BSD to the Rescue
Within the past year I ran across a few stories and blog entries about people moving from Linux to BSD, all because of
systemd mission creep. I suspect if the systemd developers had restrained themselves to keep systemd as an init system there would be less controversy about systemd. Empire building is a temptation tough to resist once the proverbial ball starts rolling.
I looked at BSD many years ago. Back then BSD was not ready for the desktop or from my perspective in this blog, for non technical users. I suspect that remains true today despite significant strides in BSD development. BSD development suffers from a similar impediment of Linux development, too much dependence upon the terminal, which non technical users are not going to use.
I do not think a mass exodus to BSD is needed to avoid systemd. There remain Linux distros not using systemd. Slackware is an obvious example. The lack of interest by many in the Slackware community toward usability by non technical users probably is not going to change soon. Slackers love the “Slackware way.” If a desktop environment does not provide the GUI tools non technical users expect or need, most Slackers just shrug. Yet moving to systemd is not going to happen any time soon, if at all.
Yet there are teasers for the potential. Salix OS is an example, as is Absolute Linux, Zenwalk, and Vector, although the derivative distros do not have significant followings. Could the parts of the above become a greater whole?

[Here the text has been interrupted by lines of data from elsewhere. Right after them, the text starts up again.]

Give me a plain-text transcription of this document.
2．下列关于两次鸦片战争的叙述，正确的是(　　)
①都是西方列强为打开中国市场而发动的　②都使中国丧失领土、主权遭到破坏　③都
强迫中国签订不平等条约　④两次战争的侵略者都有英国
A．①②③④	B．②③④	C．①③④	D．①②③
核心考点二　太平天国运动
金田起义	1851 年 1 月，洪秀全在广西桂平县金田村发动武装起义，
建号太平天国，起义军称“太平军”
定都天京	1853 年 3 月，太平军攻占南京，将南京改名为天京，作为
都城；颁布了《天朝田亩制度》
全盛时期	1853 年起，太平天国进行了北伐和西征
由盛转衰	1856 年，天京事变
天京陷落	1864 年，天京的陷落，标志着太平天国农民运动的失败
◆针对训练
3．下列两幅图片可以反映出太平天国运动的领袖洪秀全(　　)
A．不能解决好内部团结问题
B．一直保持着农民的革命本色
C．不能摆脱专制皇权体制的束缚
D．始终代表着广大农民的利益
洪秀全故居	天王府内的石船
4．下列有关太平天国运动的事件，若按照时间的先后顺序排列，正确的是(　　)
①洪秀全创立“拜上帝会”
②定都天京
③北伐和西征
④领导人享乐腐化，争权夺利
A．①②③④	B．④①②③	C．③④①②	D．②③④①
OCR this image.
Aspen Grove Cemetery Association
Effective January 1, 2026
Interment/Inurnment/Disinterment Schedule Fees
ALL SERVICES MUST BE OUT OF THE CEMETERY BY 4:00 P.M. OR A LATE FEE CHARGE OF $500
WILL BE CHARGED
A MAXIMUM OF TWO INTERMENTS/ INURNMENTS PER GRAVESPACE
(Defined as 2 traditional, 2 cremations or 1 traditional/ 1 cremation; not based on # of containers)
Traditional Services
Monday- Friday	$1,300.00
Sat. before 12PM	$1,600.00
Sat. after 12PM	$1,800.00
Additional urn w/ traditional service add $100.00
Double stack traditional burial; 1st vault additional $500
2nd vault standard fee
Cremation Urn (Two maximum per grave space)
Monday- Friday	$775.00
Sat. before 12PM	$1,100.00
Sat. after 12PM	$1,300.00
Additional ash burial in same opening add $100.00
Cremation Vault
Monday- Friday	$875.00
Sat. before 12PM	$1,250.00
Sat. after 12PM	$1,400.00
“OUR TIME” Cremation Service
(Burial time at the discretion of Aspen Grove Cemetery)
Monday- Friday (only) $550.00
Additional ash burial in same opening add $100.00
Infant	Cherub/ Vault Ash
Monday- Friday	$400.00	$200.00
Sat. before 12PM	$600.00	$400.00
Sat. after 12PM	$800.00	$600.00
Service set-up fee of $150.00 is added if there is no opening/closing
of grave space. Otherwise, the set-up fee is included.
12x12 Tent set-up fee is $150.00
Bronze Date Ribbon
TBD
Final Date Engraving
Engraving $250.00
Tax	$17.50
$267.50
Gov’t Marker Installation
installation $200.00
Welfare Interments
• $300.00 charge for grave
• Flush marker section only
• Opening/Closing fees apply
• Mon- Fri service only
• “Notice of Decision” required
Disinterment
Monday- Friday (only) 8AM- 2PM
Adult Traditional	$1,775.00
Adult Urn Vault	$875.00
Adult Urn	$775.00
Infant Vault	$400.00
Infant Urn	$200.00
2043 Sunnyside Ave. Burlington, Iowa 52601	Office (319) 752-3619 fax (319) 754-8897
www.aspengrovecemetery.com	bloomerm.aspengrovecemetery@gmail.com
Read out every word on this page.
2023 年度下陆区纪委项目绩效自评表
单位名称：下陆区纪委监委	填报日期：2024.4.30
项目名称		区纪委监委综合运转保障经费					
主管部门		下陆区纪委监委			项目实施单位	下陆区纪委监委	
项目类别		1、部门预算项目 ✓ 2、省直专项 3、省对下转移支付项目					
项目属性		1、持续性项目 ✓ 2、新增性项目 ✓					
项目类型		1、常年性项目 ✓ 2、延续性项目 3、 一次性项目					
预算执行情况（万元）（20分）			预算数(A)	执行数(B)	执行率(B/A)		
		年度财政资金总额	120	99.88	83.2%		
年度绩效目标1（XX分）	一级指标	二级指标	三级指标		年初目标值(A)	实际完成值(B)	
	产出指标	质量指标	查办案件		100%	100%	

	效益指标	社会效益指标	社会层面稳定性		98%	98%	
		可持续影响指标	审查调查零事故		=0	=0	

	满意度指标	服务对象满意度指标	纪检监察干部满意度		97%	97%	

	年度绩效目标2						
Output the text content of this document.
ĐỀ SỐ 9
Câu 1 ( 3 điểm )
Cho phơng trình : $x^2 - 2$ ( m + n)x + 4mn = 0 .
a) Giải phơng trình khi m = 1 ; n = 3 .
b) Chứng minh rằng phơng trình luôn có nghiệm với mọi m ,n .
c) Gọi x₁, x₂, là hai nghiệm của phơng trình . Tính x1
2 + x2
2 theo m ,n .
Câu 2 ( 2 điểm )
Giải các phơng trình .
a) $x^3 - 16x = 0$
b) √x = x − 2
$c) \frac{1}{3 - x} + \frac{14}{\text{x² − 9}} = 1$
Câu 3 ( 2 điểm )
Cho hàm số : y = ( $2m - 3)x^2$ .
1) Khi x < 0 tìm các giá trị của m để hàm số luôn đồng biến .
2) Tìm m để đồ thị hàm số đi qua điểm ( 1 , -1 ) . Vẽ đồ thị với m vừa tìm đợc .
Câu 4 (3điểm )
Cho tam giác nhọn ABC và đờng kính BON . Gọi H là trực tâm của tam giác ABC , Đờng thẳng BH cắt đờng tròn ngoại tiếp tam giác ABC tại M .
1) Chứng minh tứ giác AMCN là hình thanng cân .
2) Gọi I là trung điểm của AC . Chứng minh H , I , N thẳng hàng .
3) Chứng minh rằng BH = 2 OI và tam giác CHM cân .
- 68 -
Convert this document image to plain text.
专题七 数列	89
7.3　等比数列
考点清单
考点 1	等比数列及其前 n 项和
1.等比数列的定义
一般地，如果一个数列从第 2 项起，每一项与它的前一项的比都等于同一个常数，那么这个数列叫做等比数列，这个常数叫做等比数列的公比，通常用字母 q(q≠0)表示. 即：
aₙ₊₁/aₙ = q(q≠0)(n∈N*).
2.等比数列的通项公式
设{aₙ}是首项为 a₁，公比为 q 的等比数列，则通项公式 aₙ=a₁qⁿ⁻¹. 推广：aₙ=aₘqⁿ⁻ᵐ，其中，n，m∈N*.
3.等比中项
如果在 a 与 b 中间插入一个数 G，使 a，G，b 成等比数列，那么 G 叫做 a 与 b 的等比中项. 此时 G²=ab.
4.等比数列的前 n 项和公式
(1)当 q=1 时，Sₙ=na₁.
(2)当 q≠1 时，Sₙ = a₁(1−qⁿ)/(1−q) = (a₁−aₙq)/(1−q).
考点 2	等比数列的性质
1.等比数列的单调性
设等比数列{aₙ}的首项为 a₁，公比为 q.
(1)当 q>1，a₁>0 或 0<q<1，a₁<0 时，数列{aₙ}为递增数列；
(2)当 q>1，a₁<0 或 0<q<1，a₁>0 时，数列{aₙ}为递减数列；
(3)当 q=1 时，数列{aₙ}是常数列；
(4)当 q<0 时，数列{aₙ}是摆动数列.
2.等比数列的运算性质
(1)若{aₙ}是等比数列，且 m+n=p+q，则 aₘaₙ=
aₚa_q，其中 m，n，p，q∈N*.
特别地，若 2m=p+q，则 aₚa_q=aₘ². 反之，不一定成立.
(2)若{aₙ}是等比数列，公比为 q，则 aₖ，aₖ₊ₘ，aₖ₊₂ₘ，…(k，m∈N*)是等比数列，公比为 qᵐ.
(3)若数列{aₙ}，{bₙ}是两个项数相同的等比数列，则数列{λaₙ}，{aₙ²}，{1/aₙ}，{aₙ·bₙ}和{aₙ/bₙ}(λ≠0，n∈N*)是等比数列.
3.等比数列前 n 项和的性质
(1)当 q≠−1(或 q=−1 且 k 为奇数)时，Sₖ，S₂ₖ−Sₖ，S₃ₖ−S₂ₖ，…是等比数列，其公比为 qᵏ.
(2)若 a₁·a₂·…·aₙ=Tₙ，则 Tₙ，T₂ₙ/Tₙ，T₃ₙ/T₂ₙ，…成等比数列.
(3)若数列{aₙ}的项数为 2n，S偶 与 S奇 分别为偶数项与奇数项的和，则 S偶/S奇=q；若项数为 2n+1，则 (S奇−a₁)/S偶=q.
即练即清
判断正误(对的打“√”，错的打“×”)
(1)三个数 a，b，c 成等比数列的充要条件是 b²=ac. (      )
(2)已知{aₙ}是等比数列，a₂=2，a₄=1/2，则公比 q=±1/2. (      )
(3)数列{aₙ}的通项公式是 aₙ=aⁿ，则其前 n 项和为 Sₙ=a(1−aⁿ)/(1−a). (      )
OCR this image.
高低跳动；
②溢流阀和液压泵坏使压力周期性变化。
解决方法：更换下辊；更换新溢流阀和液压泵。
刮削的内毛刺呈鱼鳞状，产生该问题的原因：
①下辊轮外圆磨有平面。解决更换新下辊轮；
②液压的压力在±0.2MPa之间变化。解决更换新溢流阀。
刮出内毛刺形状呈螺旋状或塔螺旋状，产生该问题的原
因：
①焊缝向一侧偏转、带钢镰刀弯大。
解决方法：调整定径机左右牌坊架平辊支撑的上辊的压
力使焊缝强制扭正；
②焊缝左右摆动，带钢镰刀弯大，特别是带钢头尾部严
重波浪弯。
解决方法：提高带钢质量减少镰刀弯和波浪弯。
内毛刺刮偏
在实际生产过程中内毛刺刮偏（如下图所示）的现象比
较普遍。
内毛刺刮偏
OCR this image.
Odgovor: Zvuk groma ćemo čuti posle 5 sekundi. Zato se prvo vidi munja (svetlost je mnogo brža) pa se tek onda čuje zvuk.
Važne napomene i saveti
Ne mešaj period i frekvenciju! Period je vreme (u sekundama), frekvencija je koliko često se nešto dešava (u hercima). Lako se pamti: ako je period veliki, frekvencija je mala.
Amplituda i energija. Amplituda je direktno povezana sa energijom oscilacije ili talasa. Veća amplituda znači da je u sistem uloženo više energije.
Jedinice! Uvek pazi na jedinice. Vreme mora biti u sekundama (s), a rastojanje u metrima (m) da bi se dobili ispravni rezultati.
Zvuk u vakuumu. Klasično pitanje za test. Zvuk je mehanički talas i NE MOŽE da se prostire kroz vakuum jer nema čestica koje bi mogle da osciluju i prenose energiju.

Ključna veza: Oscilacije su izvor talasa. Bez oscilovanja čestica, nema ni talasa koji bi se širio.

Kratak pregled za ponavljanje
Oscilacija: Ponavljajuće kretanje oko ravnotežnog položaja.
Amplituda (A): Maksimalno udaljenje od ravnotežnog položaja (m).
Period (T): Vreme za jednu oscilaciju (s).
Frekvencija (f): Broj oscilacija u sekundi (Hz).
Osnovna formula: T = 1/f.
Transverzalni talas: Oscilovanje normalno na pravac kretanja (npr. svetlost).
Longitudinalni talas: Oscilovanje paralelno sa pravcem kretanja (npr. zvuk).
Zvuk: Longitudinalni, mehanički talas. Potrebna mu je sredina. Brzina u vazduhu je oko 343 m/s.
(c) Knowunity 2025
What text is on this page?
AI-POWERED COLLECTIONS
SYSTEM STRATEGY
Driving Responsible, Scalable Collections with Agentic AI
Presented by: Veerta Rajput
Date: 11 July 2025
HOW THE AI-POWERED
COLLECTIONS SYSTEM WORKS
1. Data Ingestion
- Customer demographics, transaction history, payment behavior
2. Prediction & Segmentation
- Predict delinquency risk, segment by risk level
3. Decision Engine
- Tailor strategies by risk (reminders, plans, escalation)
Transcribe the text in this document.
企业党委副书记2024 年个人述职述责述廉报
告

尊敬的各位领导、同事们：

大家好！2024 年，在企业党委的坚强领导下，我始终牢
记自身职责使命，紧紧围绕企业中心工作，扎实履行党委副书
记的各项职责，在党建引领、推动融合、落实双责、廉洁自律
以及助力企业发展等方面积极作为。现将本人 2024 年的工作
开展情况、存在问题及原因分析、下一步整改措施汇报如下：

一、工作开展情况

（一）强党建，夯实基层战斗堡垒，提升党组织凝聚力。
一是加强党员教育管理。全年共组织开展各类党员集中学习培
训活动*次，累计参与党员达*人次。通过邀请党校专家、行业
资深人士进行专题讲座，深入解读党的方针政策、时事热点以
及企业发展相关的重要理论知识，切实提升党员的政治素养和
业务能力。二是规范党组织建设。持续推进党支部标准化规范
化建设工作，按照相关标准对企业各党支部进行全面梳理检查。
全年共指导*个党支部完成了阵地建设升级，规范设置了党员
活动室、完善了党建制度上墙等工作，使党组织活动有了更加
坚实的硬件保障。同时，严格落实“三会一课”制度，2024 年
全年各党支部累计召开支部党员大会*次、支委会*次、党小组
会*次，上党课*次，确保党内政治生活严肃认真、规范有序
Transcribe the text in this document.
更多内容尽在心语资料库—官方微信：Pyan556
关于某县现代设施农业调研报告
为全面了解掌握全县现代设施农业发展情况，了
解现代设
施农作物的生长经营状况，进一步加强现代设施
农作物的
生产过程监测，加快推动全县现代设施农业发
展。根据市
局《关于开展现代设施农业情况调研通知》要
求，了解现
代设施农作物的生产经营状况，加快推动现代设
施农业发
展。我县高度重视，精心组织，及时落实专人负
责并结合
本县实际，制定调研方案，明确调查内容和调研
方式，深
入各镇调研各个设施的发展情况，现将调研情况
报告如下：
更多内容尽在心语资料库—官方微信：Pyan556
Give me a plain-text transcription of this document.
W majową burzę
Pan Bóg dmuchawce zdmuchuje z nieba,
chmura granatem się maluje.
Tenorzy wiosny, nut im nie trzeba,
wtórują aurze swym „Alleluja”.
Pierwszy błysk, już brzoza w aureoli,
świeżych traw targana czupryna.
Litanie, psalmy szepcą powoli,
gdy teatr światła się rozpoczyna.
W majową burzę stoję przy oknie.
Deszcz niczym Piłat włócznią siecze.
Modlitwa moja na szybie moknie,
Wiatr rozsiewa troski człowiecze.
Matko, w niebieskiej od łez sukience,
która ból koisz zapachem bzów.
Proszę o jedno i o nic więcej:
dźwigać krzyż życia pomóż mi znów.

With the on-going debate about systemd and the upcoming 14.2 release based on eudev, perhaps Slackware could be poised for a comeback of sorts. I doubt Slackware itself will change toward more GUI tools (traditional Slackers would scream bloody murder — browse the forum if you think otherwise), but a derivative distro could be the trick. Especially one that combines the best of breed GUI tools. Of one thing I am sure, the Slackware developers will do all they can to merge patches upstream to ensure such software continues to function outside of systemd. At least until such patches are rejected or fail utterly.